“Present chemical data storage methodologies place many restrictions on the use of stored data. The absence of sufficient high-quality metadata prevents intelligent computer access to data without human intervention. This creates barriers to the automation of data mining in activities such as quantitative structure−activity relationship modelling. The application of Semantic Web technologies to chemical data is shown to reduce these limitations. “ – ‘Bringing Chemical Data onto the Semantic Web’ by Taylor, Gledhill, Essex, Frey, Harris and De Roure – Journal of Chemical Information and Modeling
Chemistry on the Semantic Web
While the Semantic Web has been very popular in general Life Science contexts (see, for example, information about SWAT4LS ), so far it has not been an active field of development for chemistry, in general, and computational chemistry, in particular. Nonetheless, there are a few specific examples of developments that are important for understanding the current status of research in this area. One of the most important achievements is the creation of ChEBI ontology (Chemical Entities of Biological Interest (ChEBI). ChEBI is a freely available dictionary of molecular entities focused on ‘small’ chemical compounds. ChEBI is an OBO compliant ontology. The Open Biomedical Ontologies (OBO) is an umbrella organization for ontologies and structured, shared, and controlled vocabularies for use across all biological and biomedical domains. Before CHEBI, GO (Gene Ontology) was another high profile and very well-known ontology. It facilitates describing the action of gene products in a biological context. The Gene Ontology is run by the Gene Ontology Consortium.

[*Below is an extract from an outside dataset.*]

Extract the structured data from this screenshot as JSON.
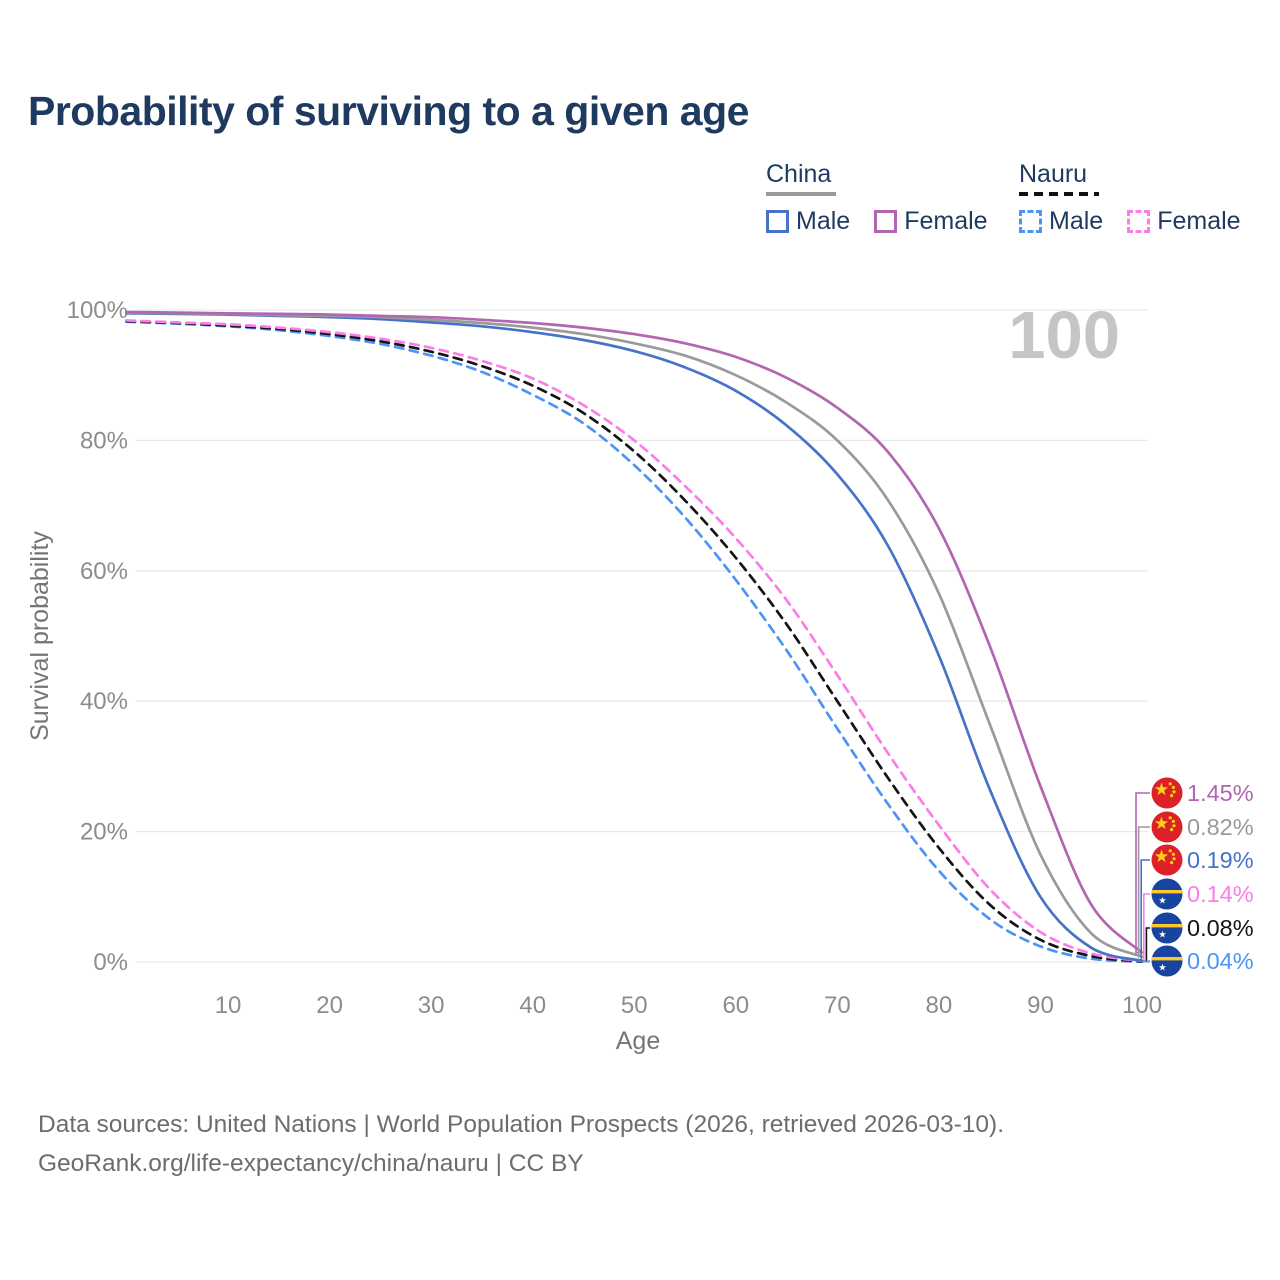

Another interesting achievement is the ChemINF ontology. The ChemINF ontology deals with chemical information entities and is focused on data-driven research and integration of calculated properties (descriptors) of chemical entities within the Semantic Web context.
From the general molecular data perspective, the large database ran by the Royal Society of Chemistry called ChemSpider is a very important resource. While ChemSpider is “a free chemical structure database providing fast text and structure search access to over 34 million structures from hundreds of data sources”, it is also an ideal integration, search and sharing platform for chemistry, one of critical importance for the field.
From the identification and addressing perspective, application of Semantic Web technologies for chemistry can benefit from the use of The IUPAC International Chemical Identifier (InChI). Developed between 2000 and 2004, InChI can be used to create unique identifiers (URIs) for chemical substances.
Finally, there is no doubt that the first steps toward the application of the Semantic Web for chemistry were made a long time ago by UK-based scientists (Peter Murray-Rust and Henry Rzepa) who created CML – Chemical Markup Language. You can read about this interesting development in Peter Murray-Rust’s article in Nature.